Güzel bir konu. Dahası konu kurmaca değil, gerçek. Bu yaşanılmış ve kurmacaya aktarılmış bir olay. Eric Faye, ödül kazanan romanında konuyu her iki tarafın bakış açısından da anlatarak, zorlu bir yolculuğa çıkıyor ama sonuç mükemmele yakın. Evinize yerleşen, hiç tanımadığınız bir insan, neden sizden habersiz böyle bir şeye kalkışmıştır? Aylarca çok az besinle ve temel ihtiyaçlarını karşılayarak yaşamını sürdüren davetsiz misafir, daha doğrusu işgalcinin ruh ve duygu dünyası nasıldır? Psikolojik yanı ağır ama daha çok Japon toplumunun yapısına dair gözlem ve çıkarımları değerli bir kitap Nagazaki. Okuyunuz efendim.


6. Şeyler – Georges Perec

Perec, özel bir yazar. Onun ve arkadaşlarının yazmaya dair deneyleri, biçemsel çalışmaları hâlâ konuşuluyor, tartışılıyor ve nice yazara ufuk oluyor.

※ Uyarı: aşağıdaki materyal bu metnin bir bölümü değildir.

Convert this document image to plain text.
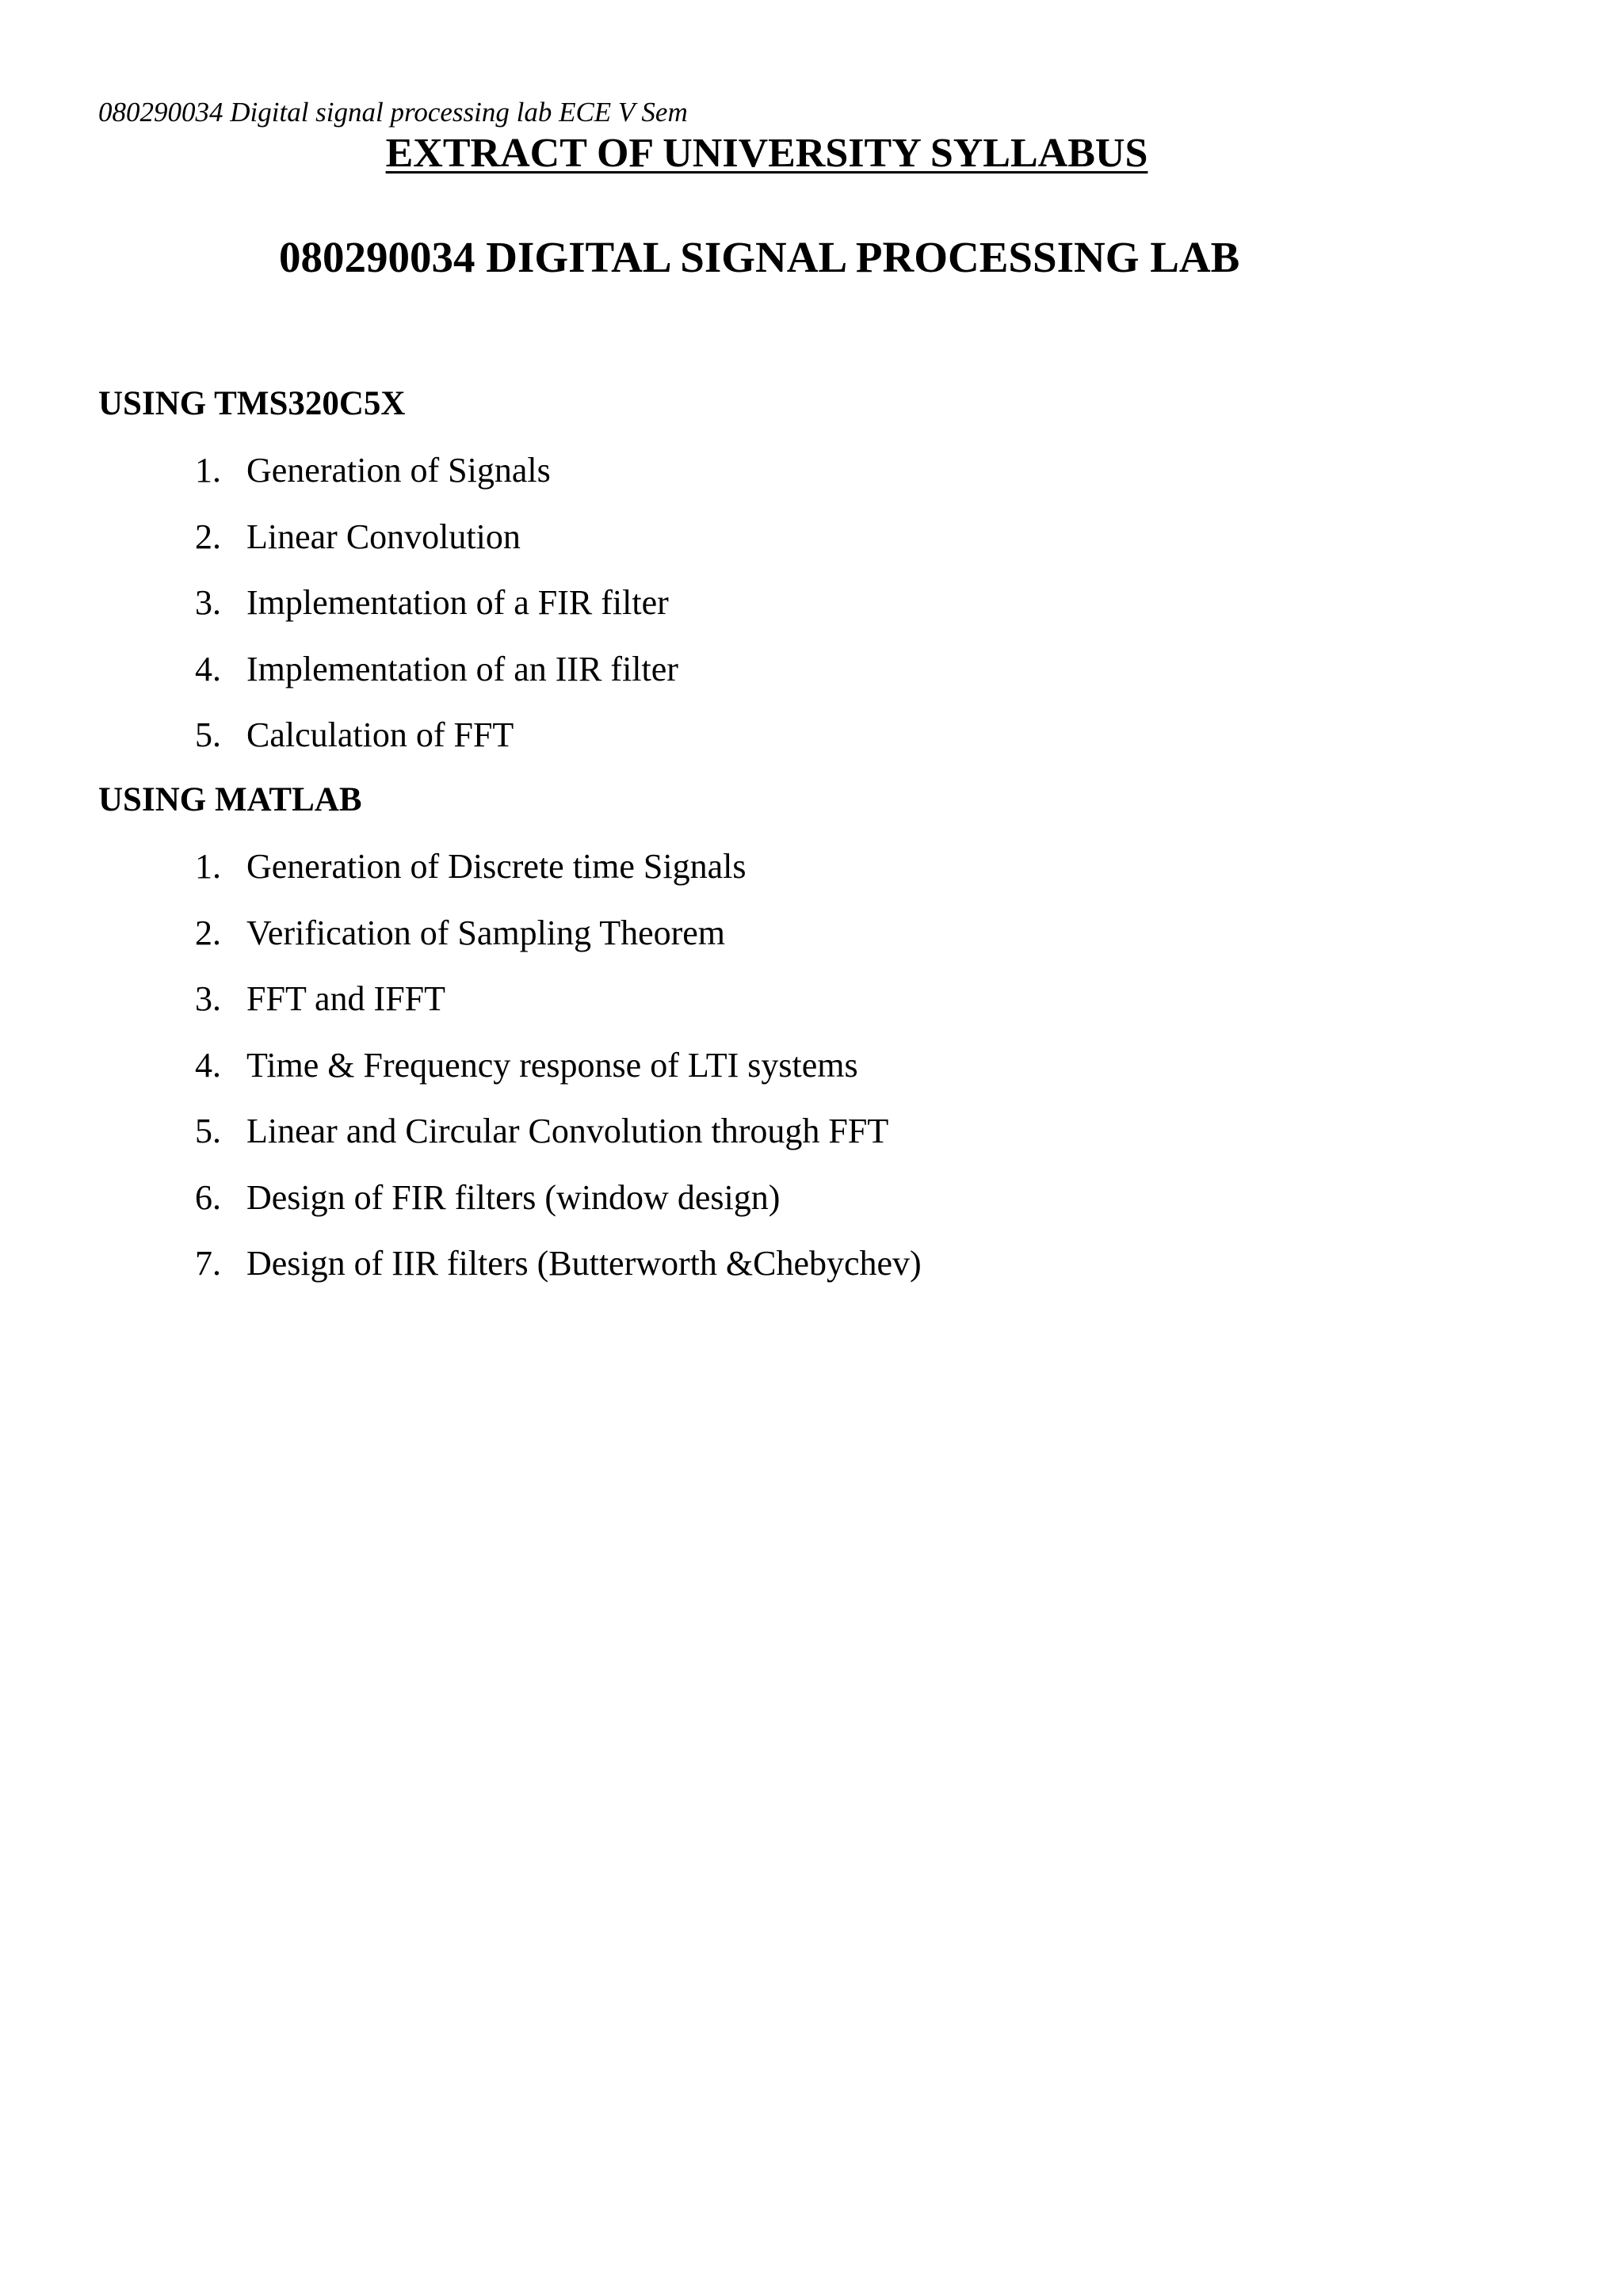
080290034 Digital signal processing lab ECE V Sem
EXTRACT OF UNIVERSITY SYLLABUS
080290034 DIGITAL SIGNAL PROCESSING LAB
USING TMS320C5X
1. Generation of Signals
2. Linear Convolution
3. Implementation of a FIR filter
4. Implementation of an IIR filter
5. Calculation of FFT
USING MATLAB
1. Generation of Discrete time Signals
2. Verification of Sampling Theorem
3. FFT and IFFT
4. Time & Frequency response of LTI systems
5. Linear and Circular Convolution through FFT
6. Design of FIR filters (window design)
7. Design of IIR filters (Butterworth &Chebychev)
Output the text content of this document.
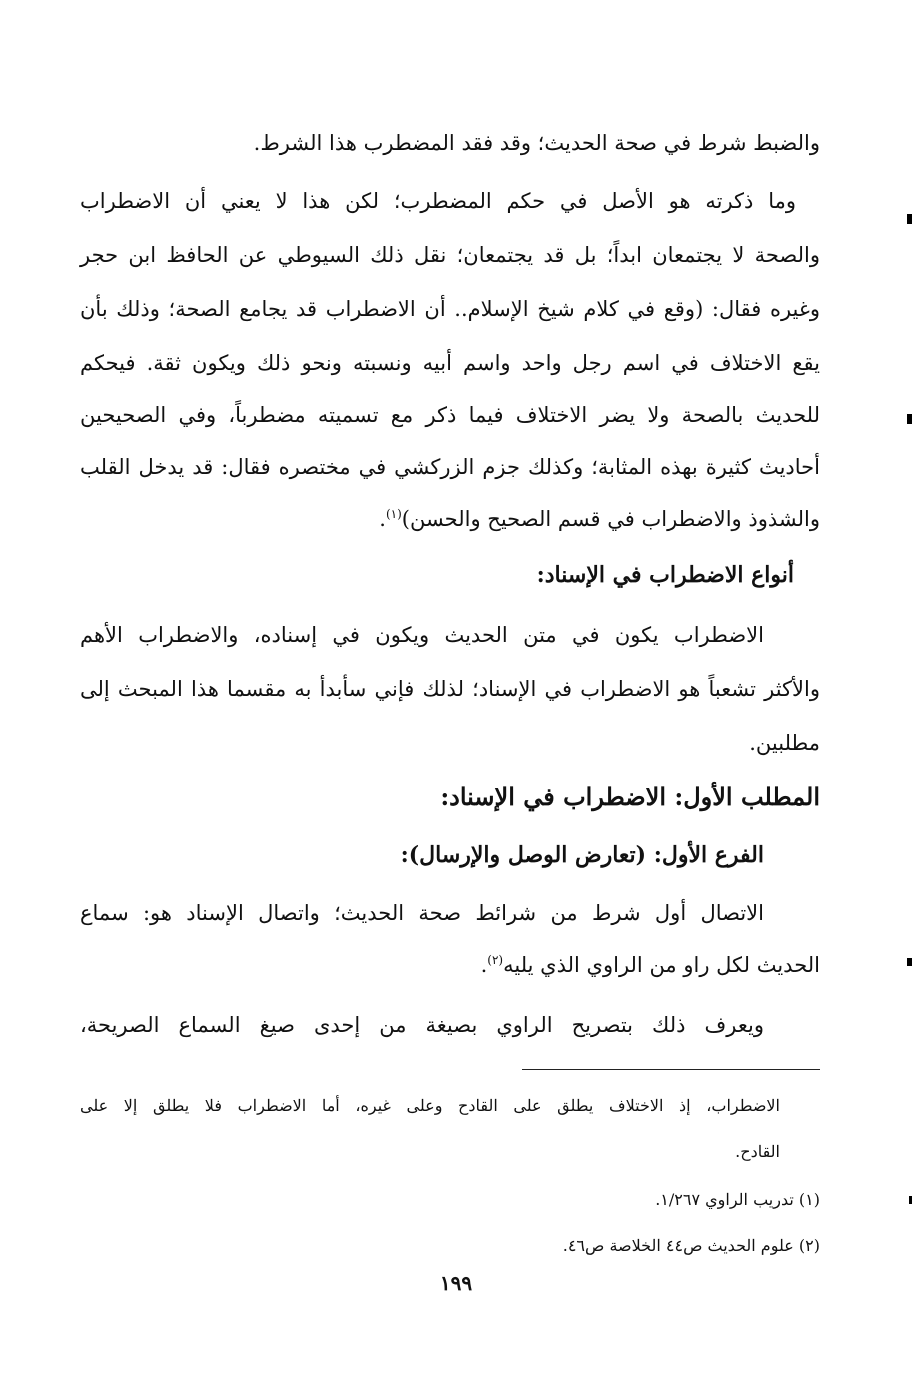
والضبط شرط في صحة الحديث؛ وقد فقد المضطرب هذا الشرط.
وما ذكرته هو الأصل في حكم المضطرب؛ لكن هذا لا يعني أن الاضطراب
والصحة لا يجتمعان ابداً؛ بل قد يجتمعان؛ نقل ذلك السيوطي عن الحافظ ابن حجر
وغيره فقال: (وقع في كلام شيخ الإسلام.. أن الاضطراب قد يجامع الصحة؛ وذلك بأن
يقع الاختلاف في اسم رجل واحد واسم أبيه ونسبته ونحو ذلك ويكون ثقة. فيحكم
للحديث بالصحة ولا يضر الاختلاف فيما ذكر مع تسميته مضطرباً، وفي الصحيحين
أحاديث كثيرة بهذه المثابة؛ وكذلك جزم الزركشي في مختصره فقال: قد يدخل القلب
والشذوذ والاضطراب في قسم الصحيح والحسن)$^{(١)}$.
أنواع الاضطراب في الإسناد:
الاضطراب يكون في متن الحديث ويكون في إسناده، والاضطراب الأهم
والأكثر تشعباً هو الاضطراب في الإسناد؛ لذلك فإني سأبدأ به مقسما هذا المبحث إلى
مطلبين.
المطلب الأول: الاضطراب في الإسناد:
الفرع الأول: (تعارض الوصل والإرسال):
الاتصال أول شرط من شرائط صحة الحديث؛ واتصال الإسناد هو: سماع
الحديث لكل راو من الراوي الذي يليه$^{(٢)}$.
ويعرف ذلك بتصريح الراوي بصيغة من إحدى صيغ السماع الصريحة،
الاضطراب، إذ الاختلاف يطلق على القادح وعلى غيره، أما الاضطراب فلا يطلق إلا على
القادح.
(١) تدريب الراوي ١/٢٦٧.
(٢) علوم الحديث ص٤٤ الخلاصة ص٤٦.
١٩٩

Şeyler, Perec’in Fransa ve dünyadaki ’70 kuşağını irdelediği, felsefelerini ve yaşam biçimlerini eleştirdiği, bir yandan da onlarla empati kurduğu çok çetrefilli bir yapıt. İki ana karakterimiz olabildiğince az gelirle yaşamaya çalışırken, kendi dünyalarının modalarından uzak kalamazlar. Bu moda tabirinin içerisine gençliğin siyaset modası, giyim modası, antika modası, ev eşyası modası, ilginç şeylerin modası dahildir. Yaşamlarını idame ettirebilmek için olabildiğince az çaba harcarlarken, toplumun çoğunluğunca gereksiz görülen, boşa kürek çekme olarak adlandırılabilecek şeylere çokça zaman ayırırlar. Ama direnemezler. Direnemedikleri noktada sıradanlaşma, monotonlaşma, tekdüze bir yaratık haline gelme hali doğar. Ücretli olarak çalışmaya başlarlar ama bunun için de geç kalmışlardır. Bir noktadan sonra iki yakasına da ulaşamayacakları bir derenin ortasında hissederler kendilerini.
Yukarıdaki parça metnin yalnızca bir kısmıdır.